Nevertheless, while the package downloading seems fine, when invoking nltk.sent_tokenize(str)
, NLTK raises the error that it can't find the package "punkt".
I would say the downloaded resource is lost somewhere, but I didn't understand well how Pyodide / WebAssembly manage files. Any insights ?
Simple version:
import nltk
nltk.download(pkg)
for sent in nltk.sent_tokenize("Test string"):
print(sent)
Version with more details, specifying download directory and server url.
import nltk
pkg = "punkt"
downloader = nltk.downloader.Downloader(server_index_url="https://raw.githubusercontent.com/nltk/nltk_data/gh-pages/index.xml")
downloader.download(pkg, download_dir='/nltk_data')
downloader.status(pkg)
for sent in nltk.sent_tokenize("Test string"):
print(sent)
Full sample code:
<!DOCTYPE html>
<html>
<body>
<script type="text/javascript" src="https://cdn.jsdelivr.net/pyodide/v0.18.0/full/pyodide.js"></script>
<script type="text/javascript">
// init Pyodide
async function pyodide_loader() {
let pyodide_premise = loadPyodide({
indexURL: "https://cdn.jsdelivr.net/pyodide/v0.18.0/full/",
});
let pyodide = await pyodide_premise;
await pyodide.loadPackage("micropip");
await pyodide.loadPackage("nltk");
return pyodide_premise;
}
let pyodideReadyPromise = pyodide_loader();
// run Python code and load NLTK
async function load_packages() {
let pyodide = await pyodideReadyPromise;
let output = pyodide.runPython(`
print(f"*** import nltk")
import nltk
print(f"*** NLTK version {nltk.__version__=} imported, downloading resources now")
pkg = "punkt"
nltk.download(pkg)
str = "Just for testing"
for sent in nltk.sent_tokenize(str):
print(sent)
`);
}
load_packages()
</script>
</body>
</html>
Short answer is that downloading files with Python currently won't work in Pyodide because http.client
, requests
etc require POSIX sockets which are not supported in the browser VM.

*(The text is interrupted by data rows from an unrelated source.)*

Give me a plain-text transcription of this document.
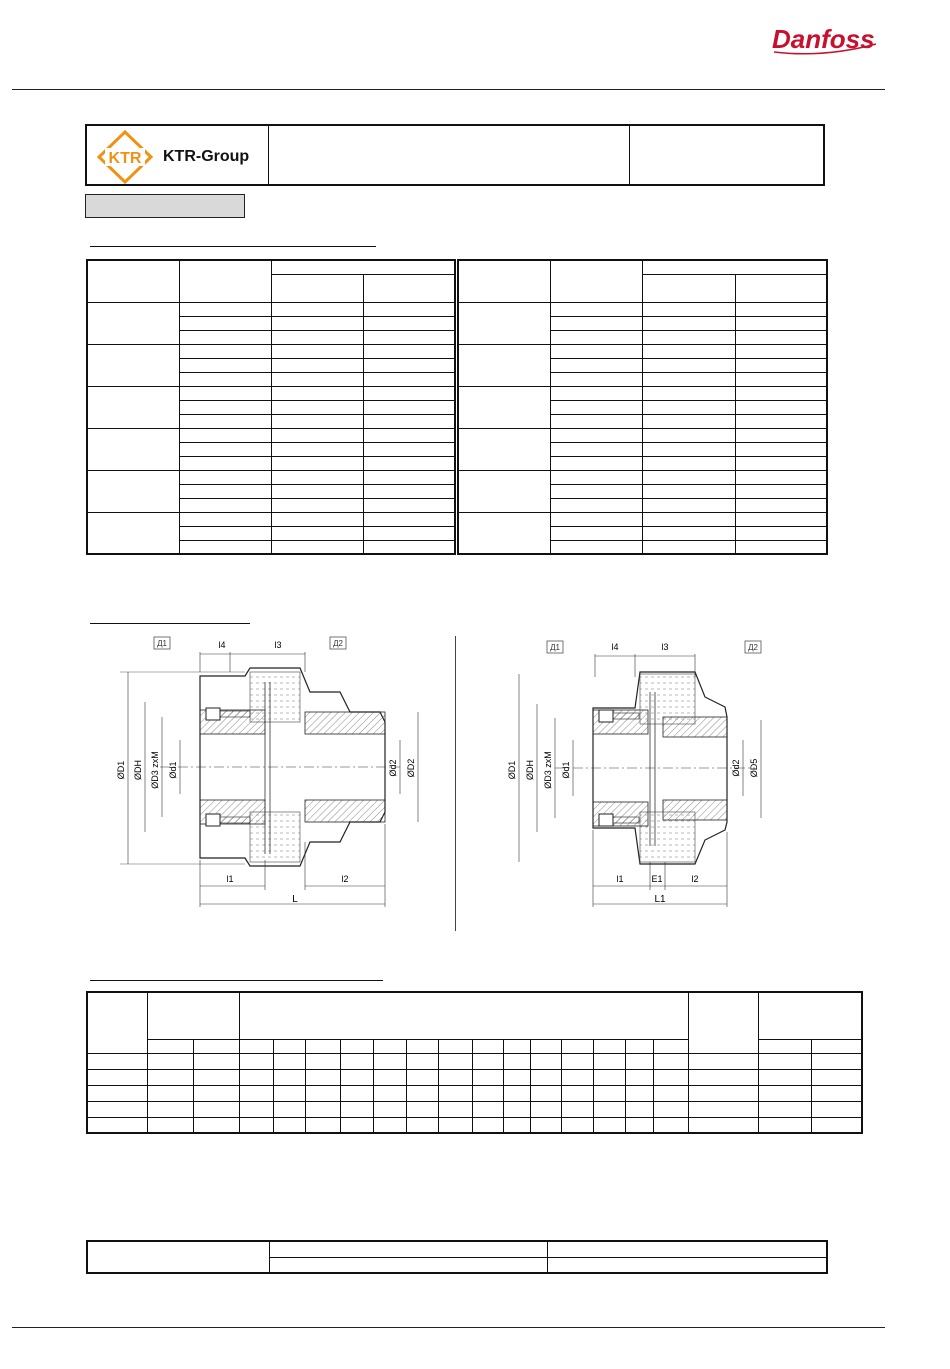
Danfoss
KTR KTR-Group

Д1	Д2
l4	l3
ØD1 ØDH ØD3 zxM Ød1	Ød2 ØD2
l1	l2
L
Д1	Д2
l4	l3
ØD1 ØDH ØD3 zxM Ød1	Ød2 ØD5
l1	E1	l2
L1
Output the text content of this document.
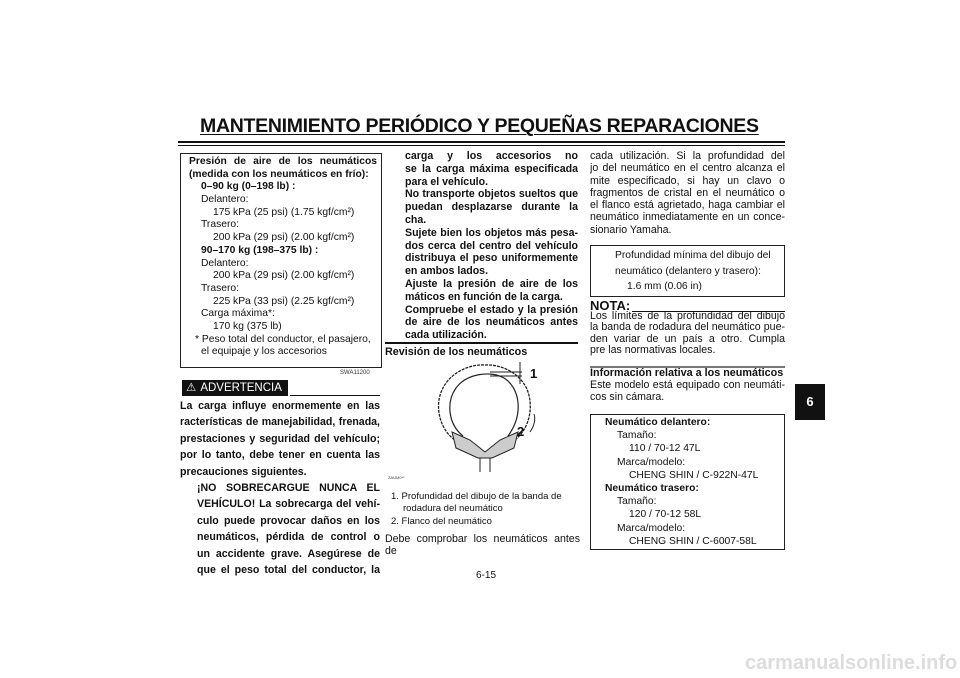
MANTENIMIENTO PERIÓDICO Y PEQUEÑAS REPARACIONES
Presión de aire de los neumáticos
(medida con los neumáticos en frío):
0–90 kg (0–198 lb) :
Delantero:
175 kPa (25 psi) (1.75 kgf/cm²)
Trasero:
200 kPa (29 psi) (2.00 kgf/cm²)
90–170 kg (198–375 lb) :
Delantero:
200 kPa (29 psi) (2.00 kgf/cm²)
Trasero:
225 kPa (33 psi) (2.25 kgf/cm²)
Carga máxima*:
170 kg (375 lb)
* Peso total del conductor, el pasajero,
el equipaje y los accesorios
SWA11200
⚠ ADVERTENCIA
La carga influye enormemente en las
racterísticas de manejabilidad, frenada,
prestaciones y seguridad del vehículo;
por lo tanto, debe tener en cuenta las
precauciones siguientes.
¡NO SOBRECARGUE NUNCA EL
VEHÍCULO! La sobrecarga del vehí-
culo puede provocar daños en los
neumáticos, pérdida de control o
un accidente grave. Asegúrese de
que el peso total del conductor, la
carga y los accesorios no
se la carga máxima especificada
para el vehículo.
No transporte objetos sueltos que
puedan desplazarse durante la
cha.
Sujete bien los objetos más pesa-
dos cerca del centro del vehículo
distribuya el peso uniformemente
en ambos lados.
Ajuste la presión de aire de los
máticos en función de la carga.
Compruebe el estado y la presión
de aire de los neumáticos antes
cada utilización.
Revisión de los neumáticos
1
2
ZAUM0**
1. Profundidad del dibujo de la banda de
rodadura del neumático
2. Flanco del neumático
Debe comprobar los neumáticos antes de
6-15
cada utilización. Si la profundidad del
jo del neumático en el centro alcanza el
mite especificado, si hay un clavo o
fragmentos de cristal en el neumático o
el flanco está agrietado, haga cambiar el
neumático inmediatamente en un conce-
sionario Yamaha.
Profundidad mínima del dibujo del
neumático (delantero y trasero):
1.6 mm (0.06 in)
NOTA:
Los límites de la profundidad del dibujo
la banda de rodadura del neumático pue-
den variar de un país a otro. Cumpla
pre las normativas locales.
Información relativa a los neumáticos
Este modelo está equipado con neumáti-
cos sin cámara.
Neumático delantero:
Tamaño:
110 / 70-12 47L
Marca/modelo:
CHENG SHIN / C-922N-47L
Neumático trasero:
Tamaño:
120 / 70-12 58L
Marca/modelo:
CHENG SHIN / C-6007-58L
6
carmanualsonline.info
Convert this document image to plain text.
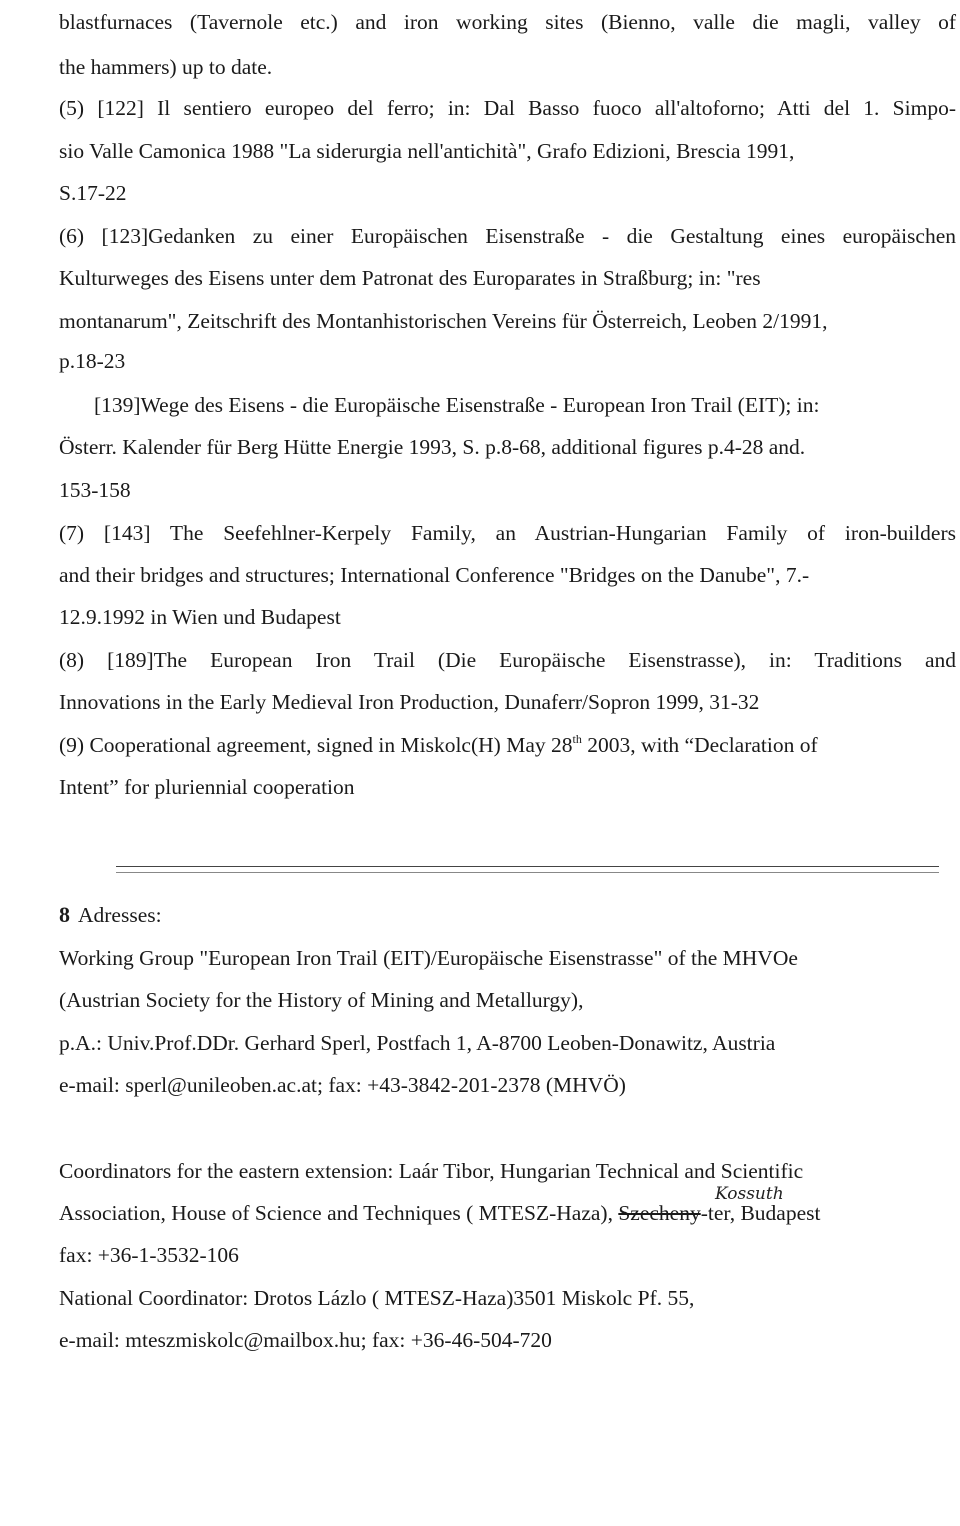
blastfurnaces (Tavernole etc.) and iron working sites (Bienno, valle die magli, valley of
the hammers) up to date.
(5) [122] Il sentiero europeo del ferro; in: Dal Basso fuoco all'altoforno; Atti del 1. Simpo-
sio Valle Camonica 1988 "La siderurgia nell'antichità", Grafo Edizioni, Brescia 1991,
S.17-22
(6) [123]Gedanken zu einer Europäischen Eisenstraße - die Gestaltung eines europäischen
Kulturweges des Eisens unter dem Patronat des Europarates in Straßburg; in: "res
montanarum", Zeitschrift des Montanhistorischen Vereins für Österreich, Leoben 2/1991,
p.18-23
[139]Wege des Eisens - die Europäische Eisenstraße - European Iron Trail (EIT); in:
Österr. Kalender für Berg Hütte Energie 1993, S. p.8-68, additional figures p.4-28 and.
153-158
(7) [143] The Seefehlner-Kerpely Family, an Austrian-Hungarian Family of iron-builders
and their bridges and structures; International Conference "Bridges on the Danube", 7.-
12.9.1992 in Wien und Budapest
(8) [189]The European Iron Trail (Die Europäische Eisenstrasse), in: Traditions and
Innovations in the Early Medieval Iron Production, Dunaferr/Sopron 1999, 31-32
(9) Cooperational agreement, signed in Miskolc(H) May 28th 2003, with “Declaration of
Intent” for pluriennial cooperation
8 Adresses:
Working Group "European Iron Trail (EIT)/Europäische Eisenstrasse" of the MHVOe
(Austrian Society for the History of Mining and Metallurgy),
p.A.: Univ.Prof.DDr. Gerhard Sperl, Postfach 1, A-8700 Leoben-Donawitz, Austria
e-mail: sperl@unileoben.ac.at; fax: +43-3842-201-2378 (MHVÖ)
Coordinators for the eastern extension: Laár Tibor, Hungarian Technical and Scientific
Kossuth
Association, House of Science and Techniques ( MTESZ-Haza), Szecheny-ter, Budapest
fax: +36-1-3532-106
National Coordinator: Drotos Lázlo ( MTESZ-Haza)3501 Miskolc Pf. 55,
e-mail: mteszmiskolc@mailbox.hu; fax: +36-46-504-720
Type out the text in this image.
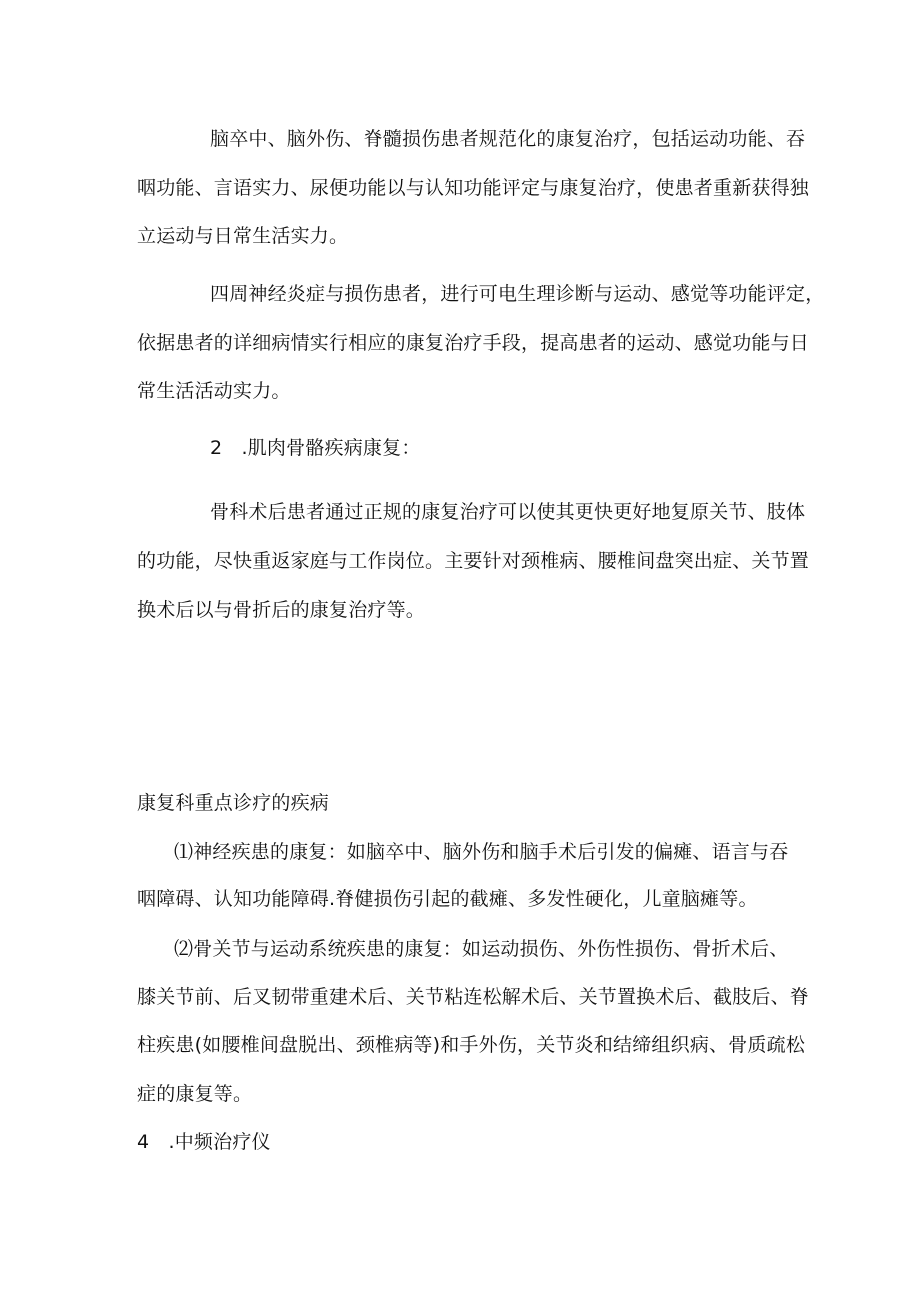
脑卒中、脑外伤、脊髓损伤患者规范化的康复治疗，包括运动功能、吞
咽功能、言语实力、尿便功能以与认知功能评定与康复治疗，使患者重新获得独
立运动与日常生活实力。
四周神经炎症与损伤患者，进行可电生理诊断与运动、感觉等功能评定，
依据患者的详细病情实行相应的康复治疗手段，提高患者的运动、感觉功能与日
常生活活动实力。
2 .肌肉骨骼疾病康复：
骨科术后患者通过正规的康复治疗可以使其更快更好地复原关节、肢体
的功能，尽快重返家庭与工作岗位。主要针对颈椎病、腰椎间盘突出症、关节置
换术后以与骨折后的康复治疗等。
康复科重点诊疗的疾病
⑴神经疾患的康复：如脑卒中、脑外伤和脑手术后引发的偏瘫、语言与吞
咽障碍、认知功能障碍.脊健损伤引起的截瘫、多发性硬化，儿童脑瘫等。
⑵骨关节与运动系统疾患的康复：如运动损伤、外伤性损伤、骨折术后、
膝关节前、后叉韧带重建术后、关节粘连松解术后、关节置换术后、截肢后、脊
柱疾患(如腰椎间盘脱出、颈椎病等)和手外伤，关节炎和结缔组织病、骨质疏松
症的康复等。
4 .中频治疗仪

It's curious that nltk.download
doesn't error though -- it should have.
The workaround is to manually download the needed resources, for instance, using the JavaScript fetch API as illustrated in this comment;
from js import fetch
response = await fetch("<url>")
js_buffer = await response.arrayBuffer()
py_buffer = js_buffer.to_py() # this is a memoryview
stream = py_buffer.tobytes() # now we have a bytes object
# that we can finally write under the appropriate path
with open("<file_path>", "wb") as fh:
fh.write(stream)
I didn't understand well how Pyodide / WebAssembly manage files.
By default it's virtual file-system (MEMFS) that gets reset at each page load. You can access it with standard python tools (open
, 'os', etc). If necessary you can also mount a persistent filesystem.